La scission du Yamaguchi-gumi pourrait provoquer une évolution de la société yakuza

Société

La récente scission au sein du Yamaguchi-gumi n’a pas manqué de raviver les craintes d’une guerre des gangs au sein de la mafia japonaise. À vrai dire il y a en fait très peu de risque que cela dégénère en un bain de sang similaire à ceux qu’a connu le Japon dans le passé. Un journaliste qui a longuement couvert les activités du Yamaguchi-gumi observe l’évolution de la culture yakuza et sonne l’alarme devant l’émergence d’un nouveau type de « voyou ».

Ainsi démarra le Yamaguchi-gumi

En août 2015, le Yamaguchi-gumi, la principale organisation criminelle japonaise s’est scindée en deux factions : le « Yamaguchi-gumi 6e génération » et le « Kôbe Yamaguchi-gumi ». Fondé il y a tout juste 100 ans, le Yamaguchi-gumi vit là une étape cruciale de son histoire, au bout de dix ans de règne de son sixième boss.

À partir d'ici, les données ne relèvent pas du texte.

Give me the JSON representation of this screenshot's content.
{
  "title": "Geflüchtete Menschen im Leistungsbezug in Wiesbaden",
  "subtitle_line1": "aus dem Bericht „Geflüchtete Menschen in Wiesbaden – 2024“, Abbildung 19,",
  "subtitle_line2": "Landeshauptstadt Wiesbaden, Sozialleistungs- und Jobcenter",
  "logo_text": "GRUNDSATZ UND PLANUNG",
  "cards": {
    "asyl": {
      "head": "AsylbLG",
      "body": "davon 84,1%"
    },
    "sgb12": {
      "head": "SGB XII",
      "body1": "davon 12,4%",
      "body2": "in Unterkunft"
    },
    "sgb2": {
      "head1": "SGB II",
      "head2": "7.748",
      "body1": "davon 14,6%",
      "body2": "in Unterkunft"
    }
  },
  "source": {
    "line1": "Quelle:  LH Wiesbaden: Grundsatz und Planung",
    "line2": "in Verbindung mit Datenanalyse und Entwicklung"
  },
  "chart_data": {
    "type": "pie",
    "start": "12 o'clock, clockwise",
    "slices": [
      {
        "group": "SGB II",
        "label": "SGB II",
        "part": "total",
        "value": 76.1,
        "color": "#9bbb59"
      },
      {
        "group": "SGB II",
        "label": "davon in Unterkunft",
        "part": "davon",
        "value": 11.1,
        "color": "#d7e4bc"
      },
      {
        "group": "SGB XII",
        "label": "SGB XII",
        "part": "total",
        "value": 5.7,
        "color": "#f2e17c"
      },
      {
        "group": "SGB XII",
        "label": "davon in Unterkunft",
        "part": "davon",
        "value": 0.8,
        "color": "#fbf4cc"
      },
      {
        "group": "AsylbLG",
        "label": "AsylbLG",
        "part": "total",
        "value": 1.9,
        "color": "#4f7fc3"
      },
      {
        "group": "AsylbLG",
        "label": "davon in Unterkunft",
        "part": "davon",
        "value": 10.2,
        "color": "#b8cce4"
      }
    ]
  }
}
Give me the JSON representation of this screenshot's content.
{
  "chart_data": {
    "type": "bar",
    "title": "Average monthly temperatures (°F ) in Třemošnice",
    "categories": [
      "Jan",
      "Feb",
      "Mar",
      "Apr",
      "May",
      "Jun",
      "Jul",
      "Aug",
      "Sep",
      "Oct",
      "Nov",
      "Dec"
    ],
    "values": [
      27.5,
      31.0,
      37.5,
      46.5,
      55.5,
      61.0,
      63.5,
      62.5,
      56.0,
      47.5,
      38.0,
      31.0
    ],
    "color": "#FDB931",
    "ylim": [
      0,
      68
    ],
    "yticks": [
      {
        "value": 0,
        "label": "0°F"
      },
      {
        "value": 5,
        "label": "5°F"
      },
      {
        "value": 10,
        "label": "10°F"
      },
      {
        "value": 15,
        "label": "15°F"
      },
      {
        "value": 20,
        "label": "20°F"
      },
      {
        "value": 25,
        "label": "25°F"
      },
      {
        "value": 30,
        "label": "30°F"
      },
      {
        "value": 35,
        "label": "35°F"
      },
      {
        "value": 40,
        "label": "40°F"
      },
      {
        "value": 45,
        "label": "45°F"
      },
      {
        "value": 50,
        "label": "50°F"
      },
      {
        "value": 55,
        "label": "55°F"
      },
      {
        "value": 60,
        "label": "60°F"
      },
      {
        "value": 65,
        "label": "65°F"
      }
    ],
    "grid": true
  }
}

Le Yamaguchi-gumi fut fondé en 1915 par Yamaguchi Harukichi, quand celui-ci, avec une cinquantaine d’hommes, prit son indépendance de Ôshima Hidekichi, à l’époque responsable du recrutement des dockers sur le port de Kôbe. Très vite Harukichi étendit son domaine d’activité au contrôle des spectacles de Rôkyoku, un spectacle de récits chantés accompagnés au shamisen, très populaires à l’époque. Il parvint ainsi à posséder un grand pouvoir dans le monde du spectacle, grâce à ses liens avec certains conseillers municipaux de Kôbe influents dans le monde du spectacle.

Son fils Noboru, qui prit sa succession, poursuivit l’extension du clan sur le milieu de la chanson populaire et du sumo à Ôsaka. Néanmoins, c’était encore à l’époque, plus qu’un clan mafieux, une petite structure active essentiellement dans le recrutement et le contrôle des dockers et des spectacles populaires.

Yamaguchi Noboru, le boss de deuxième génération, mourut en 1942. Quatre ans plus tard, c’est Taoka Kazuo qui prit les rênes du Yamaguchi-gumi. Dans le chaos de l’après-guerre, alors que la police était très affaiblie, afin de permettre le redémarrage et la croissance des industries du fret portuaire et du spectacle, il fallait que quelqu’un affronte les gangs de hors-la-loi issus des anciennes colonies, Coréens, Taïwanais et Chinois, qui répandaient la violence et le crime sous prétexte « qu’il n’y a pas à respecter les lois d’un pays défait ». Taoka s’était distingué en organisant des milices d’autodéfense qui mirent sous coupe réglée le marché noir et la ville de Kôbe, jusque là réputée incontrôlable, ce qui le fit recommander par l’ensemble des anciens du Yamaguchi-gumi pour devenir le parrain de 3e génération.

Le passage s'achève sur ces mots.